Jakarta, law-justice.co - Jakarta terus mengeksploitasi berbagai sumber daya alam di Papua, mulai dari tambang emas di PT Freeport (Timika), minyak bumi (Sorong), gas (Teluk Bintuni), pencurian kayu, perampasan lahan-lahan milik masyarakat adat Papua demi perusahan kelapa sawit atau perkebunan jagung milik para elite dan konglomerat Indonesia, dengan mengatasnamakan pembangunan nasional, seperti, proyek Merauke Integrated Food and Energy Estate (MIFEE) di Merauke.

Bahkan, pemerintah secara sepihak dan memaksa untuk memecah-belah orang Papua melalui pemekaran menjadi enam provinsi, tanpa berkonsultasi dan persetujuan orang Papua.

Ketika orang Papua mempersoalkan kebijakan-kebijakan nonpopulis tersebut, baik menolak perpanjangan otonomi khusus (otsus) dan pemekaran wilayah, melalui sejumlah kegiatan, seperti, seminar, diskusi, debat akademik, atau demonstrasi damai. Namun, kesemua itu dijawab dengan kekerasan oleh aparat keamanan, yang berakhir dengan pertumpahan darah dan kematian orang Papua.
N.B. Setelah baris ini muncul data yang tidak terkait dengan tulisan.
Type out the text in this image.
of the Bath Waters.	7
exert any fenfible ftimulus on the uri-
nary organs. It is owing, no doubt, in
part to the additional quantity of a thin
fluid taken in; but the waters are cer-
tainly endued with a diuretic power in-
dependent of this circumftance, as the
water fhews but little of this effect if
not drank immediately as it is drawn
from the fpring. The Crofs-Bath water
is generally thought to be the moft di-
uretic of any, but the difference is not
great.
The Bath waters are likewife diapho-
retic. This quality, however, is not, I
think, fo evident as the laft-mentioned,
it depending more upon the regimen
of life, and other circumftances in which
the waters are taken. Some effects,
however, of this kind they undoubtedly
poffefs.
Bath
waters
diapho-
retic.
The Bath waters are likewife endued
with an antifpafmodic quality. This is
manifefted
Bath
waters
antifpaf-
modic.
Misalnya, pada 23 Februari 2023 terjadi kerusuhan di Sinakma, Wamena, Jayawijaya yang berakhir dengan 10 warga Papua tewas tertembak oleh aparat keamanan (Kompas.com, Kamis, 23 Februari 2023).

Aparat keamanan menangkap dan memenjarakan Viktor Yeimo, aktivis terpandang pro-HAM dan demokrasi Papua, atas keterlibatannya dalam orasi damai saat demonstrasi anti-rasisme di Jayapura, Papua, 2019 silam, dan proses hukum yang tengah berlangsung tanpa mempertimbangkan kondisi kesehatan Yeimo yang makin memburuk dan sekarat di tahanan.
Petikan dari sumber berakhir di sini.